Disease Control for Patients with Psoriasis Receiving Continuous Versus Interrupted Therapy with Adalimumab or Etanercept: A Clinical Practice Study

Background

Studies analyzing the efficacy and safety of interrupted psoriasis therapy with biologic drugs have not reported clear benefits in routine clinical practice.

Objectives

To identify differences in the disease control of psoriasis patients undergoing continuous or interrupted therapy with adalimumab or etanercept.

Methods

This retrospective 3-year cohort study (interrupted vs. continuous therapy) involved 77 patients (47 adalimumab, 30 etanercept) who were managed under clinical practice conditions.
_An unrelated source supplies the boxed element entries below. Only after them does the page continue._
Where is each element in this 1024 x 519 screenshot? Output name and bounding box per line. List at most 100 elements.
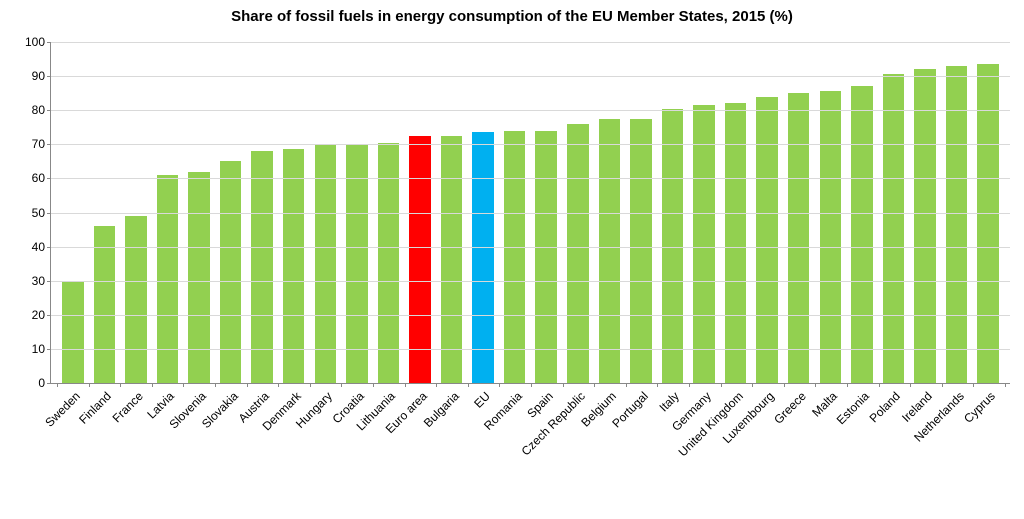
- ytick-mark: [47, 144, 51, 145]
- ytick-label: 30: [32, 274, 45, 288]
- bar: [820, 91, 841, 383]
- bar: [535, 131, 556, 383]
- xtick-mark: [499, 383, 500, 387]
- ytick-mark: [47, 383, 51, 384]
- ytick-mark: [47, 110, 51, 111]
- bar: [504, 131, 525, 383]
- ytick-label: 70: [32, 137, 45, 151]
- bar: [315, 144, 336, 383]
- bar: [914, 69, 935, 383]
- bar: [441, 136, 462, 383]
- xtick-mark: [468, 383, 469, 387]
- bar: [409, 136, 430, 383]
- bar: [946, 66, 967, 383]
- xtick-mark: [310, 383, 311, 387]
- chart-title: Share of fossil fuels in energy consumpt…: [0, 8, 1024, 25]
- bar: [756, 97, 777, 383]
- ytick-label: 90: [32, 69, 45, 83]
- chart-container: Share of fossil fuels in energy consumpt…: [0, 0, 1024, 519]
- xtick-mark: [405, 383, 406, 387]
- ytick-mark: [47, 178, 51, 179]
- bar: [94, 226, 115, 383]
- xtick-mark: [152, 383, 153, 387]
- xtick-mark: [373, 383, 374, 387]
- bar: [725, 103, 746, 383]
- ytick-label: 40: [32, 240, 45, 254]
- ytick-mark: [47, 213, 51, 214]
- ytick-mark: [47, 76, 51, 77]
- bar: [125, 216, 146, 383]
- xtick-mark: [120, 383, 121, 387]
- xlabel: Sweden: [42, 389, 83, 430]
- xtick-mark: [1005, 383, 1006, 387]
- xtick-mark: [341, 383, 342, 387]
- xtick-mark: [594, 383, 595, 387]
- xtick-mark: [657, 383, 658, 387]
- gridline: [51, 213, 1010, 214]
- ytick-label: 50: [32, 206, 45, 220]
- gridline: [51, 110, 1010, 111]
- xtick-mark: [689, 383, 690, 387]
- bar: [62, 281, 83, 383]
- bar: [599, 119, 620, 383]
- ytick-label: 80: [32, 103, 45, 117]
- xtick-mark: [89, 383, 90, 387]
- xtick-mark: [847, 383, 848, 387]
- xlabel: Greece: [771, 389, 809, 427]
- gridline: [51, 281, 1010, 282]
- xtick-mark: [436, 383, 437, 387]
- bar: [851, 86, 872, 383]
- xtick-mark: [278, 383, 279, 387]
- gridline: [51, 178, 1010, 179]
- xlabel: Italy: [657, 389, 682, 414]
- xtick-mark: [879, 383, 880, 387]
- xlabel: EU: [471, 389, 493, 411]
- bar: [188, 172, 209, 383]
- ytick-label: 0: [38, 376, 45, 390]
- gridline: [51, 144, 1010, 145]
- ytick-label: 60: [32, 171, 45, 185]
- xlabel: France: [109, 389, 145, 425]
- ytick-mark: [47, 349, 51, 350]
- bar: [157, 175, 178, 383]
- bar: [977, 64, 998, 383]
- ytick-label: 10: [32, 342, 45, 356]
- bar: [346, 144, 367, 383]
- bar: [788, 93, 809, 383]
- ytick-label: 20: [32, 308, 45, 322]
- plot-area: SwedenFinlandFranceLatviaSloveniaSlovaki…: [50, 42, 1010, 384]
- xlabel: Cyprus: [961, 389, 998, 426]
- ytick-mark: [47, 42, 51, 43]
- ytick-label: 100: [25, 35, 45, 49]
- xtick-mark: [910, 383, 911, 387]
- bar: [693, 105, 714, 383]
- ytick-mark: [47, 315, 51, 316]
- xtick-mark: [57, 383, 58, 387]
- xtick-mark: [942, 383, 943, 387]
- ytick-mark: [47, 247, 51, 248]
- bar: [472, 132, 493, 383]
- gridline: [51, 42, 1010, 43]
- xtick-mark: [247, 383, 248, 387]
- bar: [883, 74, 904, 383]
- xtick-mark: [973, 383, 974, 387]
- gridline: [51, 247, 1010, 248]
- xtick-mark: [215, 383, 216, 387]
- xtick-mark: [752, 383, 753, 387]
- gridline: [51, 76, 1010, 77]
- xlabel: Poland: [867, 389, 903, 425]
- bar: [567, 124, 588, 383]
- xtick-mark: [626, 383, 627, 387]
- xtick-mark: [815, 383, 816, 387]
- xtick-mark: [563, 383, 564, 387]
- gridline: [51, 349, 1010, 350]
- xtick-mark: [721, 383, 722, 387]
- bar: [630, 119, 651, 383]
- ytick-mark: [47, 281, 51, 282]
- xtick-mark: [183, 383, 184, 387]
- xtick-mark: [784, 383, 785, 387]
- xlabel: Finland: [77, 389, 115, 427]
- gridline: [51, 315, 1010, 316]
- xtick-mark: [531, 383, 532, 387]
- xlabel: Estonia: [834, 389, 872, 427]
The proportion of episodes with a Physician Global Assessment (PGA) ≥3 during the follow-up in each study cohort was the primary effectiveness endpoint. The relative risk of PGA ≥3 episodes in the interrupted therapy cohort was analyzed.

Results

Twenty-one patients receiving adalimumab were included in the interrupted therapy cohort (44.7 %), and 26 were included in the continuous therapy cohort (55.3 %). In the group of etanercept, 21 patients received continuous treatment (70.0 %), and nine patients started at least one interruption period (30.0 %). The proportion of PGA ≥3 episodes in continuous and interrupted groups were 19.2 % vs. 33.3 % for adalimumab patients (p = 0.27), and 42.9 % vs. 55.6 % in patients treated with etanercept (p = 0.52). The relative risk of PGA ≥3 episodes with interrupted therapy was 1.73 (95 % confidence interval 0.64–4.68; p = 0.27), and 1.30 (95 % confidence interval 0.60–2.79; p = 0.52) in the adalimumab and etanercept groups, respectively.

Conclusion

In routine clinical practice, interrupted therapy with adalimumab or etanercept can provide adequate disease control for a subgroup of patients with excellent response to biologic drugs.